Programmed death-1 (PD-1) checkpoint blockade has revolutionized cancer therapy, yet its clinical success is confined to a subset of patients, underscoring the urgent need to understand the molecular underpinnings of programmed cell death ligand 1 (PD-L1) expression to combat immunotherapy resistance.

METHODS

Employing CRISPR/Cas9 screening, we identified key regulators of PD-L1 in non-small cell lung cancer (NSCLC) cells, focusing on the transcription factor CEBPB and its isoform liver-enriched inhibitory protein (LIP). Through chromatin immunoprecipitation (ChIP) and luciferase reporter assays, we explored the interaction between LIP and basic-helix-loop-helix E22 (BHLHE22) in controlling PD-L1 transcription. We also used immunofluorescence and NBD-CI assays to examine how N-terminal acetylation affects LIP's subcellular localization.

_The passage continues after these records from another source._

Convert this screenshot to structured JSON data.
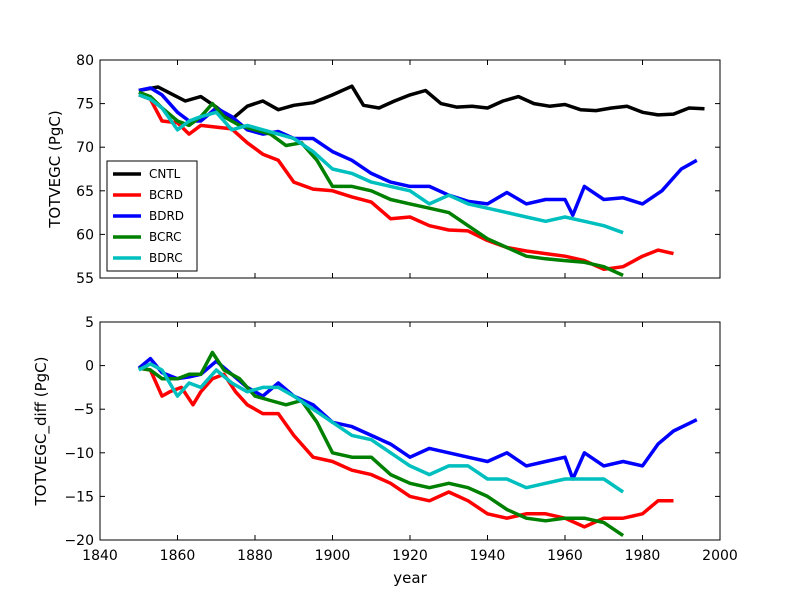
{
  "chart_data": [
    {
      "type": "line",
      "panel": "top",
      "ylabel": "TOTVEGC (PgC)",
      "xlabel": "",
      "xlim": [
        1840,
        2000
      ],
      "ylim": [
        55,
        80
      ],
      "yticks": [
        "55",
        "60",
        "65",
        "70",
        "75",
        "80"
      ],
      "legend": "lower-left",
      "series": [
        {
          "name": "CNTL",
          "color": "#000000",
          "x": [
            1850,
            1855,
            1858,
            1862,
            1866,
            1870,
            1874,
            1878,
            1882,
            1886,
            1890,
            1895,
            1900,
            1905,
            1908,
            1912,
            1916,
            1920,
            1924,
            1928,
            1932,
            1936,
            1940,
            1944,
            1948,
            1952,
            1956,
            1960,
            1964,
            1968,
            1972,
            1976,
            1980,
            1984,
            1988,
            1992,
            1996
          ],
          "values": [
            76.5,
            76.9,
            76.2,
            75.3,
            75.8,
            74.6,
            73.2,
            74.7,
            75.3,
            74.3,
            74.8,
            75.1,
            76.0,
            77.0,
            74.8,
            74.5,
            75.3,
            76.0,
            76.5,
            75.0,
            74.6,
            74.7,
            74.5,
            75.3,
            75.8,
            75.0,
            74.7,
            74.9,
            74.3,
            74.2,
            74.5,
            74.7,
            74.0,
            73.7,
            73.8,
            74.5,
            74.4
          ]
        },
        {
          "name": "BCRD",
          "color": "#ff0000",
          "x": [
            1850,
            1853,
            1856,
            1860,
            1863,
            1866,
            1870,
            1874,
            1878,
            1882,
            1886,
            1890,
            1895,
            1900,
            1905,
            1910,
            1915,
            1920,
            1925,
            1930,
            1935,
            1940,
            1945,
            1950,
            1955,
            1960,
            1965,
            1970,
            1975,
            1980,
            1984,
            1988
          ],
          "values": [
            76.0,
            75.5,
            73.0,
            72.8,
            71.5,
            72.5,
            72.3,
            72.1,
            70.5,
            69.2,
            68.5,
            66.0,
            65.2,
            65.0,
            64.3,
            63.7,
            61.8,
            62.0,
            61.0,
            60.5,
            60.4,
            59.3,
            58.5,
            58.1,
            57.8,
            57.5,
            57.0,
            56.0,
            56.3,
            57.5,
            58.2,
            57.8
          ]
        },
        {
          "name": "BDRD",
          "color": "#0000ff",
          "x": [
            1850,
            1853,
            1856,
            1860,
            1863,
            1866,
            1870,
            1874,
            1878,
            1882,
            1886,
            1890,
            1895,
            1900,
            1905,
            1910,
            1915,
            1920,
            1925,
            1930,
            1935,
            1940,
            1945,
            1950,
            1955,
            1960,
            1962,
            1965,
            1970,
            1975,
            1980,
            1985,
            1990,
            1994
          ],
          "values": [
            76.5,
            76.8,
            76.0,
            74.0,
            73.0,
            73.0,
            74.5,
            73.5,
            72.0,
            71.5,
            71.8,
            71.0,
            71.0,
            69.5,
            68.5,
            67.0,
            66.0,
            65.5,
            65.5,
            64.5,
            63.8,
            63.5,
            64.8,
            63.5,
            64.0,
            64.0,
            62.2,
            65.5,
            64.0,
            64.2,
            63.5,
            65.0,
            67.5,
            68.5
          ]
        },
        {
          "name": "BCRC",
          "color": "#008000",
          "x": [
            1850,
            1853,
            1856,
            1860,
            1863,
            1866,
            1869,
            1872,
            1876,
            1880,
            1884,
            1888,
            1892,
            1896,
            1900,
            1905,
            1910,
            1915,
            1920,
            1925,
            1930,
            1935,
            1940,
            1945,
            1950,
            1955,
            1960,
            1965,
            1970,
            1975
          ],
          "values": [
            76.3,
            75.8,
            74.5,
            73.0,
            72.5,
            73.5,
            75.0,
            73.5,
            72.5,
            72.0,
            71.5,
            70.2,
            70.5,
            68.5,
            65.5,
            65.5,
            65.0,
            64.0,
            63.5,
            63.0,
            62.5,
            61.0,
            59.5,
            58.5,
            57.5,
            57.2,
            57.0,
            56.8,
            56.3,
            55.3
          ]
        },
        {
          "name": "BDRC",
          "color": "#00bfbf",
          "x": [
            1850,
            1853,
            1856,
            1860,
            1863,
            1866,
            1870,
            1874,
            1878,
            1882,
            1886,
            1890,
            1895,
            1900,
            1905,
            1910,
            1915,
            1920,
            1925,
            1930,
            1935,
            1940,
            1945,
            1950,
            1955,
            1960,
            1965,
            1970,
            1975
          ],
          "values": [
            76.0,
            75.5,
            74.5,
            72.0,
            73.0,
            73.5,
            74.0,
            72.0,
            72.5,
            72.0,
            71.5,
            71.0,
            69.5,
            67.5,
            67.0,
            66.0,
            65.5,
            65.0,
            63.5,
            64.5,
            63.5,
            63.0,
            62.5,
            62.0,
            61.5,
            62.0,
            61.5,
            61.0,
            60.2
          ]
        }
      ]
    },
    {
      "type": "line",
      "panel": "bottom",
      "ylabel": "TOTVEGC_diff (PgC)",
      "xlabel": "year",
      "xlim": [
        1840,
        2000
      ],
      "ylim": [
        -20,
        5
      ],
      "yticks": [
        "−20",
        "−15",
        "−10",
        "−5",
        "0",
        "5"
      ],
      "xticks": [
        "1840",
        "1860",
        "1880",
        "1900",
        "1920",
        "1940",
        "1960",
        "1980",
        "2000"
      ],
      "series": [
        {
          "name": "BCRD",
          "color": "#ff0000",
          "x": [
            1850,
            1853,
            1856,
            1858,
            1861,
            1864,
            1866,
            1869,
            1872,
            1875,
            1878,
            1882,
            1886,
            1890,
            1895,
            1900,
            1905,
            1910,
            1915,
            1920,
            1925,
            1930,
            1935,
            1940,
            1945,
            1950,
            1955,
            1960,
            1965,
            1970,
            1975,
            1980,
            1984,
            1988
          ],
          "values": [
            -0.3,
            -0.5,
            -3.5,
            -3.0,
            -2.5,
            -4.5,
            -3.0,
            -1.5,
            -1.0,
            -3.0,
            -4.5,
            -5.5,
            -5.5,
            -8.0,
            -10.5,
            -11.0,
            -12.0,
            -12.5,
            -13.5,
            -15.0,
            -15.5,
            -14.5,
            -15.5,
            -17.0,
            -17.5,
            -17.0,
            -17.0,
            -17.5,
            -18.5,
            -17.5,
            -17.5,
            -17.0,
            -15.5,
            -15.5
          ]
        },
        {
          "name": "BDRD",
          "color": "#0000ff",
          "x": [
            1850,
            1853,
            1856,
            1860,
            1863,
            1866,
            1870,
            1874,
            1878,
            1882,
            1886,
            1890,
            1895,
            1900,
            1905,
            1910,
            1915,
            1920,
            1925,
            1930,
            1935,
            1940,
            1945,
            1950,
            1955,
            1960,
            1962,
            1965,
            1970,
            1975,
            1980,
            1984,
            1988,
            1994
          ],
          "values": [
            -0.3,
            0.8,
            -0.8,
            -1.5,
            -1.3,
            -1.0,
            0.5,
            -1.0,
            -2.5,
            -3.5,
            -2.0,
            -3.5,
            -4.5,
            -6.5,
            -7.0,
            -8.0,
            -9.0,
            -10.5,
            -9.5,
            -10.0,
            -10.5,
            -11.0,
            -10.0,
            -11.5,
            -11.0,
            -10.5,
            -13.0,
            -10.0,
            -11.5,
            -11.0,
            -11.5,
            -9.0,
            -7.5,
            -6.2
          ]
        },
        {
          "name": "BCRC",
          "color": "#008000",
          "x": [
            1850,
            1853,
            1856,
            1860,
            1863,
            1866,
            1869,
            1872,
            1876,
            1880,
            1884,
            1888,
            1892,
            1896,
            1900,
            1905,
            1910,
            1915,
            1920,
            1925,
            1930,
            1935,
            1940,
            1945,
            1950,
            1955,
            1960,
            1965,
            1970,
            1975
          ],
          "values": [
            -0.3,
            -0.5,
            -1.5,
            -1.5,
            -1.0,
            -1.0,
            1.5,
            -0.5,
            -1.5,
            -3.5,
            -4.0,
            -4.5,
            -4.0,
            -6.5,
            -10.0,
            -10.5,
            -10.5,
            -12.5,
            -13.5,
            -14.0,
            -13.5,
            -14.0,
            -15.0,
            -16.5,
            -17.5,
            -17.8,
            -17.5,
            -17.5,
            -18.0,
            -19.5
          ]
        },
        {
          "name": "BDRC",
          "color": "#00bfbf",
          "x": [
            1850,
            1853,
            1856,
            1860,
            1863,
            1866,
            1870,
            1874,
            1878,
            1882,
            1886,
            1890,
            1895,
            1900,
            1905,
            1910,
            1915,
            1920,
            1925,
            1930,
            1935,
            1940,
            1945,
            1950,
            1955,
            1960,
            1965,
            1970,
            1975
          ],
          "values": [
            -0.5,
            0.2,
            -0.5,
            -3.5,
            -2.0,
            -2.5,
            -0.5,
            -2.0,
            -3.0,
            -2.5,
            -2.5,
            -3.5,
            -5.0,
            -6.5,
            -8.0,
            -8.5,
            -10.0,
            -11.5,
            -12.5,
            -11.5,
            -11.5,
            -13.0,
            -13.0,
            -14.0,
            -13.5,
            -13.0,
            -13.0,
            -13.0,
            -14.5
          ]
        }
      ]
    }
  ]
}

The impact of LIP on tumor growth was assessed via subcutaneous tumorigenicity assays, while immunohistochemistry and immunofluorescence were used to analyze LIP-induced alterations in the tumor immune microenvironment.

RESULTS

Our research indicates that CEBPB, particularly its LIP isoform, significantly suppresses PD-L1 expression in NSCLC cells. This suppression is contingent on LIP's N-terminal acetylation by the N-terminal acetyltransferase A complex, which facilitates LIP's nuclear entry and interaction with BHLHE22. This interaction leads to the formation of a co-repressor complex at the PD-L1 promoter, effectively reducing PD-L1 expression and enhancing the tumor immune response.

CONCLUSIONS

Identifying CEBPB, especially the LIP isoform, as a pivotal regulator of PD-L1 expression sheds light on the mechanisms behind PD-1 blockade resistance in NSCLC. Our findings suggest that modulating LIP's function or its molecular interactions might offer a novel approach to boosting the efficacy of immunotherapies.